Mesmo assim, rosé geralmente brilha mais jovem, com fruta mais viva e frescor máximo.

11) Quanto açúcar (g/L) ele tem de verdade?
A oferta usa uma régua sensorial de “Açúcar”, mas não traz o número em g/L.
Então dá para dizer que é doce na percepção, mas o valor exato depende de ficha técnica/lab.

12) Qual é o tipo de fechamento?
Ele vem com rolha de cortiça.
É o fechamento clássico, bem comum em vinhos tranquilos.

Sobre a vinícola Fecovita

A Fecovita, também conhecida como Federação de Cooperativas Vitivinícolas da Argentina, destaca-se como o segundo maior grupo vitivinícola do país, reunindo 5000 cultivadores de uvas e 29 cooperativas especializadas. Esse grupo vinícola argentino é responsável pelo engarrafamento de mais de 20 milhões de litros mensais em duas instalações produtivas.

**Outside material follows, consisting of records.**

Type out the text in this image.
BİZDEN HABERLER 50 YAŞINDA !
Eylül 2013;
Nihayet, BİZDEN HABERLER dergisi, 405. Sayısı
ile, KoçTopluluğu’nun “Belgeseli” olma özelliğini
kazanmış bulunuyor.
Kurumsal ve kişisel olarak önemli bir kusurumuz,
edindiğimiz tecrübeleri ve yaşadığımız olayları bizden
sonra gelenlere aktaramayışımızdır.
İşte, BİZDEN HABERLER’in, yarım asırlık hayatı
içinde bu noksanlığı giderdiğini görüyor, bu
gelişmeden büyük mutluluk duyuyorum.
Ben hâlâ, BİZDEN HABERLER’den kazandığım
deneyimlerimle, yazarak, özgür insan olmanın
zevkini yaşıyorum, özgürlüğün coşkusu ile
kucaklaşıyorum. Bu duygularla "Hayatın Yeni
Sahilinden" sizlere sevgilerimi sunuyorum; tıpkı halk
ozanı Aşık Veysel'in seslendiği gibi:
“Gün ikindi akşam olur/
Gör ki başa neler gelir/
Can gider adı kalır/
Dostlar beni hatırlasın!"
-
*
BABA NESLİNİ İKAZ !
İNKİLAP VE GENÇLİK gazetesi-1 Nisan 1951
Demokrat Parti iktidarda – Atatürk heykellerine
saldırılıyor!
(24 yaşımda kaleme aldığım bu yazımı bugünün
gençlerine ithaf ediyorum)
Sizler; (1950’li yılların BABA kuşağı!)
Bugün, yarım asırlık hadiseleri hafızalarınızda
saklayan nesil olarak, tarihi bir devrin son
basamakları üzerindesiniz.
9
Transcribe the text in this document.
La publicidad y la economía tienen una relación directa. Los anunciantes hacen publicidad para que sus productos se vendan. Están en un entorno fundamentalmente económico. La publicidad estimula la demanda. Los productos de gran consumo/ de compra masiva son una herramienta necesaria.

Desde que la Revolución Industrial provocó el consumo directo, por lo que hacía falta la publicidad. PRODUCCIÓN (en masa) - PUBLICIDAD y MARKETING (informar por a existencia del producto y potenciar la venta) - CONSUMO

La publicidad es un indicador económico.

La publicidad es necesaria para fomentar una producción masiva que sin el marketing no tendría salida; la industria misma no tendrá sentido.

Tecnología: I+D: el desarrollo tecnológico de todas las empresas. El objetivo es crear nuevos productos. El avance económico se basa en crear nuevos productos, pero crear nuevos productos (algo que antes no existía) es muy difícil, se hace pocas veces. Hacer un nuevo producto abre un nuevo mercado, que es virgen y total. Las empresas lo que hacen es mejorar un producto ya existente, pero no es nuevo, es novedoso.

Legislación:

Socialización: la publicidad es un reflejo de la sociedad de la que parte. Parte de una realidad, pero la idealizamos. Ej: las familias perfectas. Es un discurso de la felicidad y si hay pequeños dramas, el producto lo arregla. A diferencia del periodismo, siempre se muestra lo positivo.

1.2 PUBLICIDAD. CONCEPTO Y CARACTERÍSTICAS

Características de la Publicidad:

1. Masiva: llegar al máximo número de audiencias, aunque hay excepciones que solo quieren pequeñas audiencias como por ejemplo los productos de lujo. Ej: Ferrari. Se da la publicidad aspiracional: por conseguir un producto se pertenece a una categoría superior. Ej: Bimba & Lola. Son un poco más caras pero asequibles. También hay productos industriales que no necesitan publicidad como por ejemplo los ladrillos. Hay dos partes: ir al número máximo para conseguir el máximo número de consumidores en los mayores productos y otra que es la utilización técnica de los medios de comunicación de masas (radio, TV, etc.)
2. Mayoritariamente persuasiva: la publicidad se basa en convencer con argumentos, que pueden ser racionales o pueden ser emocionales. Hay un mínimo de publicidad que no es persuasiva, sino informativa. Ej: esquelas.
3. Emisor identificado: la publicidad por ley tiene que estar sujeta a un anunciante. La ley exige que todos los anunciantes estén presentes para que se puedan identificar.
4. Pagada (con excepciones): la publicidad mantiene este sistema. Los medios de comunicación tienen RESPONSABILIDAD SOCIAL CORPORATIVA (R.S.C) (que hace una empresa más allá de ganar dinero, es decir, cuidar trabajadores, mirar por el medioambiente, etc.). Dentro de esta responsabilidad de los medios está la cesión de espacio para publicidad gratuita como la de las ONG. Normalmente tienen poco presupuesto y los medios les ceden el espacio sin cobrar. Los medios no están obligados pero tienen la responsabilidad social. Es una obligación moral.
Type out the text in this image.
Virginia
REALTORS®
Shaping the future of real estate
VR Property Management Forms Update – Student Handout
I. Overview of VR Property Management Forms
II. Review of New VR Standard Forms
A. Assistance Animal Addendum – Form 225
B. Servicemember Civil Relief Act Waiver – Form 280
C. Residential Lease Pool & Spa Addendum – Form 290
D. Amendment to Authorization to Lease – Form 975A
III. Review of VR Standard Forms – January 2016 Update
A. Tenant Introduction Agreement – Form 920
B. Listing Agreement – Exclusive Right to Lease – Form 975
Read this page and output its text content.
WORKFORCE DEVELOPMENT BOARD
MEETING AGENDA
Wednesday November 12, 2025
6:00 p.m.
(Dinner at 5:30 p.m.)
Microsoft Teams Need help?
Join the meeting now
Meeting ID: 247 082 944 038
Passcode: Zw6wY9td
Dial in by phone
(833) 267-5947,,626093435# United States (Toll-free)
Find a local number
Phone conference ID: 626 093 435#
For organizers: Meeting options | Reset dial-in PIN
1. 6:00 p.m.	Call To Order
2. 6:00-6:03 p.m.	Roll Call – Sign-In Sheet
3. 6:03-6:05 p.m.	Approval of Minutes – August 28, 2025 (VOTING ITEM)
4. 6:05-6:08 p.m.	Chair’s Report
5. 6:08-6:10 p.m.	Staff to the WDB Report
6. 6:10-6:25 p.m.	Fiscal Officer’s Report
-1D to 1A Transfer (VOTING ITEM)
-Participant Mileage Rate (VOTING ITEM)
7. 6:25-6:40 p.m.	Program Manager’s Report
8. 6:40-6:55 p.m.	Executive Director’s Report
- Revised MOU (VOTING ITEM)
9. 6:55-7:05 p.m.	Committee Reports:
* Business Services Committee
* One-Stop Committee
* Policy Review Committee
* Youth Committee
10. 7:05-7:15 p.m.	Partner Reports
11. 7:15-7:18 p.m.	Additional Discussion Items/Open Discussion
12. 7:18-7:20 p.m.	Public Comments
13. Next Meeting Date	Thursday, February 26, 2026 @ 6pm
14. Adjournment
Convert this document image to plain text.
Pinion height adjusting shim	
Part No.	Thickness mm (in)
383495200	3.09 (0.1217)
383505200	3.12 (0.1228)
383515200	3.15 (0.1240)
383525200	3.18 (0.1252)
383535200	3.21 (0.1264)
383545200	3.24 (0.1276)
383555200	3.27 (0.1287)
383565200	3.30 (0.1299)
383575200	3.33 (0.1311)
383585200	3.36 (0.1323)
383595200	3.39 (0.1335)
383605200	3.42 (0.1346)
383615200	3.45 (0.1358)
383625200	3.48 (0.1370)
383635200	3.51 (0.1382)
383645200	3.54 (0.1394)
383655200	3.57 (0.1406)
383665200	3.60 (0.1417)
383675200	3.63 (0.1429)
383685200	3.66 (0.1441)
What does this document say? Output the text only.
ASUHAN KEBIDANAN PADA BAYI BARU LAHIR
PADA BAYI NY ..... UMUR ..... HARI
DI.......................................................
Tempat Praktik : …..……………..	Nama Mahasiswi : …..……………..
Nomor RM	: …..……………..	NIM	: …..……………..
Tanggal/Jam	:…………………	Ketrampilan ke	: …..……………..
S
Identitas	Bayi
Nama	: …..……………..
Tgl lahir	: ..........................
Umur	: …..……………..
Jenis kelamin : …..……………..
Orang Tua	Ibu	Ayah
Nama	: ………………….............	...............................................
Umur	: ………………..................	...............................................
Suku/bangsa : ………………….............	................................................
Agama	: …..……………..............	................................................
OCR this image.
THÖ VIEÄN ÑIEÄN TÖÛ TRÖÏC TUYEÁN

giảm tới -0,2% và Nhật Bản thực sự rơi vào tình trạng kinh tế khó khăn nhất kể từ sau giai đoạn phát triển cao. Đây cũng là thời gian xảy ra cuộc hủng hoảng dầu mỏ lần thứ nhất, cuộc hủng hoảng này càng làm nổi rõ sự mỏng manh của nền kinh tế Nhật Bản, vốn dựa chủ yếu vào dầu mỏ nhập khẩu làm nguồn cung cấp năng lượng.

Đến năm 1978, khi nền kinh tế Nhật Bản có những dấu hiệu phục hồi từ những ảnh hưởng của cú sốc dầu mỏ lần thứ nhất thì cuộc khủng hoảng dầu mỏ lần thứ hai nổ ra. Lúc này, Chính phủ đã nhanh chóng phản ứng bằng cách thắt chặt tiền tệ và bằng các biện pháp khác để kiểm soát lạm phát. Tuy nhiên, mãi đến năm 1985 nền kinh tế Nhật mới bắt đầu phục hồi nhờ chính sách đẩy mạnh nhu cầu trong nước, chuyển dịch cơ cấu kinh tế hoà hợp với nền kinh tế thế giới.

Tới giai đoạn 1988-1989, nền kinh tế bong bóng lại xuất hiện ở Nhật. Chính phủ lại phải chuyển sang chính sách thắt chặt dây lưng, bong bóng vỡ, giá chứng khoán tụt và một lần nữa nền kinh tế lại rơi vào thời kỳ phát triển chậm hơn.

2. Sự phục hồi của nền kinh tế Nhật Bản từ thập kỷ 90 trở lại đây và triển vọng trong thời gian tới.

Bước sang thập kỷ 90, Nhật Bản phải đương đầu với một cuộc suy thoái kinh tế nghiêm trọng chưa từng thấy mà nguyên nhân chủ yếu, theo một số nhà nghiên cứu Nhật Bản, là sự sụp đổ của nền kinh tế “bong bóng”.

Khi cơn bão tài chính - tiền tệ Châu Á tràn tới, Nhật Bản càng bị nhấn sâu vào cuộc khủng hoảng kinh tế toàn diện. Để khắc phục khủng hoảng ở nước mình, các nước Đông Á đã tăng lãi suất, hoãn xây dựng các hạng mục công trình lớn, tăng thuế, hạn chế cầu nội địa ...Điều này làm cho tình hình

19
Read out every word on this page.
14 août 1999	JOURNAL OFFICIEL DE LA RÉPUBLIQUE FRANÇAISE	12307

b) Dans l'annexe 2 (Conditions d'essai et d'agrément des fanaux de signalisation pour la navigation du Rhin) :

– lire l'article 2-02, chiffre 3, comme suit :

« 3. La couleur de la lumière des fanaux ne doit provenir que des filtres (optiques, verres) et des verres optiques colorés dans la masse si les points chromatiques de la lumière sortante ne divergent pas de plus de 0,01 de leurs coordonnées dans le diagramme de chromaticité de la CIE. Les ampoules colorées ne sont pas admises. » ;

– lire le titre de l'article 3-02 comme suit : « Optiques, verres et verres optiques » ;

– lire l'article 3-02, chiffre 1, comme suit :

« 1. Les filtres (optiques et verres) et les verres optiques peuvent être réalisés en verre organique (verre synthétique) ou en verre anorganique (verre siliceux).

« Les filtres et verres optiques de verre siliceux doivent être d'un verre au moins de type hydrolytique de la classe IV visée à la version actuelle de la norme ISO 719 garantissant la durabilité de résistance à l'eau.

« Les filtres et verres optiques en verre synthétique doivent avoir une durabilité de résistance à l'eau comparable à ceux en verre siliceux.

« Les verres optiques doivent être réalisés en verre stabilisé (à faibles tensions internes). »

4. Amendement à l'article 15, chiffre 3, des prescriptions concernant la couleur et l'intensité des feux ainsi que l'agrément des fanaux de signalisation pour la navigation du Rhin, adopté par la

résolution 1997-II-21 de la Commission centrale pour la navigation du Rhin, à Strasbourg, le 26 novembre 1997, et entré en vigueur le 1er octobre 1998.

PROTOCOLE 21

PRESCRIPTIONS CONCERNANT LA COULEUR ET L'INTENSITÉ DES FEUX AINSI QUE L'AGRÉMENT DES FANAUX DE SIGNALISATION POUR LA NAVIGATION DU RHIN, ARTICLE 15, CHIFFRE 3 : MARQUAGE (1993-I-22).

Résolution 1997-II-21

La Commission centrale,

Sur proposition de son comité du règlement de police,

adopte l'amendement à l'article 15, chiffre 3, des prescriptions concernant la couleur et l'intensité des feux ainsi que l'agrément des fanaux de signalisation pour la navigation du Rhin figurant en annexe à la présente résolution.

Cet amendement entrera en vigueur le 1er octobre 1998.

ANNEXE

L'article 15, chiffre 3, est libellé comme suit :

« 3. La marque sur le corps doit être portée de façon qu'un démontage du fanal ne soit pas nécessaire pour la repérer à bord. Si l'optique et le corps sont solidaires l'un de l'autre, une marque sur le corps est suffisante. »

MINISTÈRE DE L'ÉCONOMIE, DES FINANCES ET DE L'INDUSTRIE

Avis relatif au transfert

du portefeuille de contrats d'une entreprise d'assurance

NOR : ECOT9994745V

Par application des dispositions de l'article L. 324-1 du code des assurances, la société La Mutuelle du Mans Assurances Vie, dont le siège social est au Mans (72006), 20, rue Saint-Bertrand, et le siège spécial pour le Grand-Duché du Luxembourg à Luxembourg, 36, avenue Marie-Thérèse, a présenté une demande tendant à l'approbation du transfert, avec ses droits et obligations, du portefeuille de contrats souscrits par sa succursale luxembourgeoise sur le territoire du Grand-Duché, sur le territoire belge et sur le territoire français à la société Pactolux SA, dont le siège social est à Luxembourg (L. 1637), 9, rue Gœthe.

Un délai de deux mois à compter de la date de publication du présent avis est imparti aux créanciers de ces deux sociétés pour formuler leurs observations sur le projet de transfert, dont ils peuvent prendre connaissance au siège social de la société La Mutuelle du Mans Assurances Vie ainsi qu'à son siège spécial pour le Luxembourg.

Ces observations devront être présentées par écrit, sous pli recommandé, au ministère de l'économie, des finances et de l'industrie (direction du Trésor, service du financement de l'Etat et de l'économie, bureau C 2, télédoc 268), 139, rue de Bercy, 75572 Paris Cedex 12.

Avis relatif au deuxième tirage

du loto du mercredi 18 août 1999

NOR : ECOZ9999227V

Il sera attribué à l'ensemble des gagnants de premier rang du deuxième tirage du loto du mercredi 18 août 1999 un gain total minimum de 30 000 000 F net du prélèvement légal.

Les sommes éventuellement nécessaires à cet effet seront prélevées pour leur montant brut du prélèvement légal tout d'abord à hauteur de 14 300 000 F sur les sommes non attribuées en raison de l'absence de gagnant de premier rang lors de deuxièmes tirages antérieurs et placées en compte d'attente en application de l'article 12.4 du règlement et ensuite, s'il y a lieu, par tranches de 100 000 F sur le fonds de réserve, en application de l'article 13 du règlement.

Situadas em Mendoza e San Juan (ao norte de Mendoza), as unidades de produção possuem capacidade superior aos 20 milhões de litros mencionados anteriormente.

Com 12 filiais estrategicamente posicionadas em diversas cidades argentinas, a Fecovita gerencia o mercado interno e mantém a liderança por mais de uma década e meia.

A companhia também marca presença global, exportando diversas marcas de vinhos para 30 países, conquistando ótimos resultados em todos os mercados internacionais.

As vinícolas da Fecovita produzem uma vasta gama de variedades de vinhos, como Malbec, Cabernet, Merlot, Syrah, Chardonnay, Sauvignon Blanc e Torrontés. Entre as marcas mais renomadas estão a Bodega Estancia Mendoza, Buenos Aires e Dilema.